Leukotriene antagonists as good as LABAs for step 2 asthma
By Nigel Praities
Researchers are insisting asthma guidelines ‘need rewriting' after a study showed leukotriene antagonists were just as good as long-acting beta agonists, when added to inhaled steroids.
Current NICE guidance recommends LABAs as the ‘first choice' add-on therapy for adults and children over 12 years with asthma already taking inhaled steroids, with oral leukotriene antagonists as an alternative option.
But new UK data in 352 patients challenge the preeminent position of LABAs, showing equivalent improvements in asthma control and quality of life with leukotriene antagonists in a general practice population.
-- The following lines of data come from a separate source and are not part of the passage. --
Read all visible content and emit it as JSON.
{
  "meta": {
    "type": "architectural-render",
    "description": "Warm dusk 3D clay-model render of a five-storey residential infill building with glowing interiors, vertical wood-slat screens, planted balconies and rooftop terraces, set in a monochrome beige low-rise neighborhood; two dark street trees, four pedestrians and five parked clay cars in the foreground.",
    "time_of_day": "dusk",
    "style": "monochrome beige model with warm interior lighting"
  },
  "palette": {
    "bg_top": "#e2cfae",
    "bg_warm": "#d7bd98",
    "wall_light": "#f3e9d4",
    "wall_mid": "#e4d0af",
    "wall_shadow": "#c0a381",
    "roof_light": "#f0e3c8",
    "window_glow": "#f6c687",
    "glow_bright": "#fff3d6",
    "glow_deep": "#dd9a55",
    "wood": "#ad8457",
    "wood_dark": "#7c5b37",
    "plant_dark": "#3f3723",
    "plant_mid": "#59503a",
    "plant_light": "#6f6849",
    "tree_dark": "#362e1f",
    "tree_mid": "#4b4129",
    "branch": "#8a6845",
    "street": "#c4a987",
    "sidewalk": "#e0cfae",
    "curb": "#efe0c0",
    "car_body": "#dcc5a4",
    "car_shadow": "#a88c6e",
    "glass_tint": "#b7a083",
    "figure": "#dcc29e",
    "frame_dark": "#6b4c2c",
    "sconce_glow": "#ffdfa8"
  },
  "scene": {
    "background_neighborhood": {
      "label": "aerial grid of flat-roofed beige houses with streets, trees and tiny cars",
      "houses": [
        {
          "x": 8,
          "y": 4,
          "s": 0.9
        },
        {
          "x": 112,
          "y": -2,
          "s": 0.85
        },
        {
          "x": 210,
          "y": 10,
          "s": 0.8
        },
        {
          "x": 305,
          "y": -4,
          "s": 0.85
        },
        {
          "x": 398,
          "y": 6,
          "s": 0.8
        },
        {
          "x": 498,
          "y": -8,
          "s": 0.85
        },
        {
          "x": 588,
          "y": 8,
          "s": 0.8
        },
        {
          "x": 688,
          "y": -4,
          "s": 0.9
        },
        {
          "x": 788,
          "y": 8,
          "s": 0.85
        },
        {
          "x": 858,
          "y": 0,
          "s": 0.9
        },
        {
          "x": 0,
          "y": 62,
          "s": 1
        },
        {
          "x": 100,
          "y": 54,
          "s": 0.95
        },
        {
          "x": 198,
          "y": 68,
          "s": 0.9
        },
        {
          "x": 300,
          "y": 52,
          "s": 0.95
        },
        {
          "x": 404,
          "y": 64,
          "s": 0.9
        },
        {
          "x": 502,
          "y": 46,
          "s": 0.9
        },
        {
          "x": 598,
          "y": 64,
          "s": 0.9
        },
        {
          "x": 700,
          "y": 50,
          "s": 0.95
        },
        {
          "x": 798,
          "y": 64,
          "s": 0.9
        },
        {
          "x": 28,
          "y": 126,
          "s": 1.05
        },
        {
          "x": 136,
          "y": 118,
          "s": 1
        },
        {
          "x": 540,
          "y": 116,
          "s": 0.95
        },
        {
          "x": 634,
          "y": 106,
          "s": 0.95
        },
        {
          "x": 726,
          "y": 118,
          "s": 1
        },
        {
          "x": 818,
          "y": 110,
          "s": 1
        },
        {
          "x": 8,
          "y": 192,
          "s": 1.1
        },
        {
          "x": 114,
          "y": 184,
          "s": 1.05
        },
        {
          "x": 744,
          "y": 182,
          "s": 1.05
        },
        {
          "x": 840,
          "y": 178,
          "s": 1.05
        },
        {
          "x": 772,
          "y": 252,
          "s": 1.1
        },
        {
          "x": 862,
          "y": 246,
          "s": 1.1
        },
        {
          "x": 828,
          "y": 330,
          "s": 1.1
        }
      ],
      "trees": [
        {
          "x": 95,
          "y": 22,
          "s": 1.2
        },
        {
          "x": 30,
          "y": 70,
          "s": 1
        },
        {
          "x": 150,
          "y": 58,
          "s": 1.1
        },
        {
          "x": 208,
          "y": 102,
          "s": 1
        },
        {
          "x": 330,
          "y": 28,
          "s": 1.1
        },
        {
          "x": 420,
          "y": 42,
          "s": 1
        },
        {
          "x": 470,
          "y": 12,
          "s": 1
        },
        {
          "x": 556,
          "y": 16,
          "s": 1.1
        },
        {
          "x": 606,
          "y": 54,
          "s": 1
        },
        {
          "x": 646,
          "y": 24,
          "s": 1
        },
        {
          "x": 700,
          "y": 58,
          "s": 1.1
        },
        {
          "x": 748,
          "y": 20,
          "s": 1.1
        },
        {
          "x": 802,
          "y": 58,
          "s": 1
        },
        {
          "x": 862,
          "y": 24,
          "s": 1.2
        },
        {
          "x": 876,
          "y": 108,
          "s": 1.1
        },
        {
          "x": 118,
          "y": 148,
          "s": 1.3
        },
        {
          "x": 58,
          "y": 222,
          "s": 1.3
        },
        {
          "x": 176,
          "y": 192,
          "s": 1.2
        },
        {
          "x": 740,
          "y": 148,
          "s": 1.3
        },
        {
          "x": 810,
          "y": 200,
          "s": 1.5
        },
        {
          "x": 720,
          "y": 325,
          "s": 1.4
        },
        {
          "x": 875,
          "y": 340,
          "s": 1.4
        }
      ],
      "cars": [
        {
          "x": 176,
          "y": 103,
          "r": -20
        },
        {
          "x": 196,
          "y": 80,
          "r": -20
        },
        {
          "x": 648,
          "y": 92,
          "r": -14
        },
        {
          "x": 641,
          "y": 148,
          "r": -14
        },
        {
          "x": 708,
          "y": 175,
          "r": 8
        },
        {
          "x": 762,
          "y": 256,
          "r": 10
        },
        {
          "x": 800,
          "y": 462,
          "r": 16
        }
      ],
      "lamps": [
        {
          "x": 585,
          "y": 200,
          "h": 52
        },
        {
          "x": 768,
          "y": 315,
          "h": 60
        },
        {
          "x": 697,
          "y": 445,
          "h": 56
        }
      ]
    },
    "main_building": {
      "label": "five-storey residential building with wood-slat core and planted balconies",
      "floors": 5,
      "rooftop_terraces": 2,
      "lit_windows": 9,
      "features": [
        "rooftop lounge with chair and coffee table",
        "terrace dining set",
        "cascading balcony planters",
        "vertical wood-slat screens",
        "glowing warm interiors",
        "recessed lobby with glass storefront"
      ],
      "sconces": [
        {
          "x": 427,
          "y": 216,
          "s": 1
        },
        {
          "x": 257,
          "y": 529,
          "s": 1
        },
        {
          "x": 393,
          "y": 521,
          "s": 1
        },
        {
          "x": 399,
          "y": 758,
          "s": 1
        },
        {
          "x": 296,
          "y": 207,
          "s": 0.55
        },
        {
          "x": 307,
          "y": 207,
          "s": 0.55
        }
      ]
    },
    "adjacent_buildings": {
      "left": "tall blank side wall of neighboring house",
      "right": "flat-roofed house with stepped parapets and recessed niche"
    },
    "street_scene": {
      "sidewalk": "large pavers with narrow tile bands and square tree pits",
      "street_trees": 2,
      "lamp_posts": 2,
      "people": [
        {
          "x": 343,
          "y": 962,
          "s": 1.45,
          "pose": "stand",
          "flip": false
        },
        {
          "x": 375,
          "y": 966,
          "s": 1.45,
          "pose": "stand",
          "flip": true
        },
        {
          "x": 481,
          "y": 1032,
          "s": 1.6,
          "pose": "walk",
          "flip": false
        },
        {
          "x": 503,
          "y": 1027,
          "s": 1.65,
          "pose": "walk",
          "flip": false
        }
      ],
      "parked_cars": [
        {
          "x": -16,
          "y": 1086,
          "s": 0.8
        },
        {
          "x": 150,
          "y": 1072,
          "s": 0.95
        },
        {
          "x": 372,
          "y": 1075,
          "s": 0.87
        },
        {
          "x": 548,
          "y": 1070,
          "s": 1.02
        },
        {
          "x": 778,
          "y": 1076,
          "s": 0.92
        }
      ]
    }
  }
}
After two years, LABAs improved percentage peak flow from 87.0 to 89.7, which was not statistically different from the improvement seen with leukotriene antagonists, which improved percentage PEF from 89.2 to 90.3.
There were also no significant differences in asthma control and quality of life, prompting the authors to call for revisions to asthma guidelines.
Dr Mike Thomas, a GP in Minchinhampton, Gloucestershire, and research fellow of the General Practice Airways Group, said the study showed a ‘real choice' for GPs between LABAs and leukotriene antagonists for step 2 asthma.
‘Guidelines are based on classic randomised, controlled trials, but only one in 20 of general practice patients would get into those studies.
‘But this is a much more pragmatic real world study that reflects the kind of patients we see in general practice, and suggests perhaps we should not automatically assume that LABA therapy is the best option for all patients,' he said.
The research was presented at the conference in Seville last week.